Last week Harris County District Attorney Kim Ogg held a press conference to announce policy recommendations – the culmination of her transition team’s work on reforming the Harris County criminal justice system.
These reports, or “Community Action Plans” are put together with the help of over sixty volunteers who took a look at the current state of the county’s justice system and what reforms could be put in place to ensure a fair and equitable system for taxpayers.
The first topic, Bail Reform, comes at a time when the county is facing a class-action lawsuit over jailing defendants simply because they cannot afford bond. Though implementation of some reforms started ahead of the suit, the plaintiffs’ claim they weren’t being rolled out fast enough.
Ogg’s office has since filed an amicus brief in the lawsuit and the DA has been vocal about her support for bail reform telling the New York Times, “Eliminating economic status as the determining factor in depriving unconvicted individuals of their liberty is essential to the integrity of our justice system.”
As far as tangible actions, the office moved to hire a data analyst and program assessment staff member to measure the effect of policies being rolled out on individuals interacting with the system and to evaluate the results. “That includes the effects of bail reform and will address sustainability of major overhauls in justice system,” read the report.
The office has also increased mental illness training for some employees and is currently working with outside groups to implement best practices for dealing with mentally ill suspects.
Continuing on bail reform, the report also stated, “Besides a new low-risk assessment tool and bail schedule, public defenders are now present at every critical stage in representation, including all magistrate hearings on misdemeanor charges.”
Specifically targeting mental health, Ogg is seeking to increase mental health diversion and replicate programs implemented in Miami-Dade County and King County (Seattle). “The replication of these existing models may require increased data collection which has begun in our mental health division under Denise Oncken.”
Interestingly, the group also looked into officer-involved shootings. With the increased usage of body cameras and other video devices, these shootings have received a lot of attention in recent years.
To make the process more open and transparent, Ogg immediately implemented a few grand jury reform items. In an effort to keep grand juries unbiased, the HCDAO will not invite jurors to do “ride-a-longs” with police or police trainings as part of the trial, police will not be able to address grand juries except in their capacity as a witness or subject of the inquiry, and prosecutors will present all relevant material and jurors will have the option to request more information.
In an effort to ensure law enforcement officers are treated as equally as any other defendant, Ogg’s team recommended they have access to pretrial diversion, where appropriate, those shot by police will no longer be referred to as “opponents”, and video of shootings will be made available to the public or media via request as long as it doesn’t hinder the investigation.

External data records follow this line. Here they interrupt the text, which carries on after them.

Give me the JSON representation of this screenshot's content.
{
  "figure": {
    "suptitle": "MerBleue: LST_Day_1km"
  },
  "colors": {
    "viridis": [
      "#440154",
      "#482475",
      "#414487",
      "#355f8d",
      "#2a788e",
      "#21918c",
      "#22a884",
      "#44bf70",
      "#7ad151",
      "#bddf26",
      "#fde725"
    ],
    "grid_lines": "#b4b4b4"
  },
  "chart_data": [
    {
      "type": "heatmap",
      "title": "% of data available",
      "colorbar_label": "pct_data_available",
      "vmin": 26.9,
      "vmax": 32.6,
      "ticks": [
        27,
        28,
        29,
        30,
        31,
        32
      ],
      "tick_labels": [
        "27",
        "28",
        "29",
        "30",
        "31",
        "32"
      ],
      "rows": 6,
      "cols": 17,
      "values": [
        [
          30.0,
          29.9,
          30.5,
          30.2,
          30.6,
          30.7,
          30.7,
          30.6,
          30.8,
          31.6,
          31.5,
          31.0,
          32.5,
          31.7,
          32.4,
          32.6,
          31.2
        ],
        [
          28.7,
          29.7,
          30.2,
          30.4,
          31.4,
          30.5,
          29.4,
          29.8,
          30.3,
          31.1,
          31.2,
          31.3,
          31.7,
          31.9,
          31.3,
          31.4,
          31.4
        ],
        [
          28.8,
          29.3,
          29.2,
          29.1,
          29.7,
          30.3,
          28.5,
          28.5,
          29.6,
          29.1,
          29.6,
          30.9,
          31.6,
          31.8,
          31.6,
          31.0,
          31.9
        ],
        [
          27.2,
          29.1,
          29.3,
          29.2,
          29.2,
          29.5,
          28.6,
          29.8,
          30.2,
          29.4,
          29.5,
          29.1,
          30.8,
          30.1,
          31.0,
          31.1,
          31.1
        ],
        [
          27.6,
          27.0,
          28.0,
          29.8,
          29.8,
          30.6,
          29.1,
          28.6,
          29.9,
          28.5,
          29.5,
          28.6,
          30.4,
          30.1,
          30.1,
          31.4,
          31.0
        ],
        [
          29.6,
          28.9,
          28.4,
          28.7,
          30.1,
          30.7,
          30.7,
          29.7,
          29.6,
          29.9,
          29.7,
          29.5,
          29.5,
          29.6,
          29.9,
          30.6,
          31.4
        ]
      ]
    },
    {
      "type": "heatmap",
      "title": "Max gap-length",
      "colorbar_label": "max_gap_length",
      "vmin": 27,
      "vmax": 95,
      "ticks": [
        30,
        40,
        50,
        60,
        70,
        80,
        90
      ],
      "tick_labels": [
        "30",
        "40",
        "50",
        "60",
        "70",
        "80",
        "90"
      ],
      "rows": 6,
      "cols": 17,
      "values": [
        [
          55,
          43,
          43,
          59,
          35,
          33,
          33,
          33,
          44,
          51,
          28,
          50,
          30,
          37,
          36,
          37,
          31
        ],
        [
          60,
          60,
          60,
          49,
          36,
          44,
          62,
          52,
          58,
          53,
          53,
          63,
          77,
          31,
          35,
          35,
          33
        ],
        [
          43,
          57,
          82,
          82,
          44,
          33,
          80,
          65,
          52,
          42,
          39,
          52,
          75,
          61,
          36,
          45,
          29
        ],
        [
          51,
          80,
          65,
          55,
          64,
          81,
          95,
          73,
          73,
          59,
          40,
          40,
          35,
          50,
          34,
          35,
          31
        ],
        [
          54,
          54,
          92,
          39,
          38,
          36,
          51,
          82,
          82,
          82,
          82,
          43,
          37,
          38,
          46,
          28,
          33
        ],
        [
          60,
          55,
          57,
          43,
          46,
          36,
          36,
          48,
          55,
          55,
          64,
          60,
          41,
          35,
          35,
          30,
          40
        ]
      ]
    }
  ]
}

As for technology, the office is moving to automate public information and speaking requests, which under previous administrations’ websites were inaccessible. The group recommended, and Ogg supports, reducing the number and size of dockets in Harris County courts.
Ahead of the recommendation roll out, Ogg has been advocating her own reforms like increasing diversion for mental health and low-level drug cases, as well as removing charges on trace cases. Ogg intends on having the recommendations fully implemented by the conclusion of her final term, if that is the case, those in the Harris County justice system will see an entirely different system than the one that existed at the start of her term.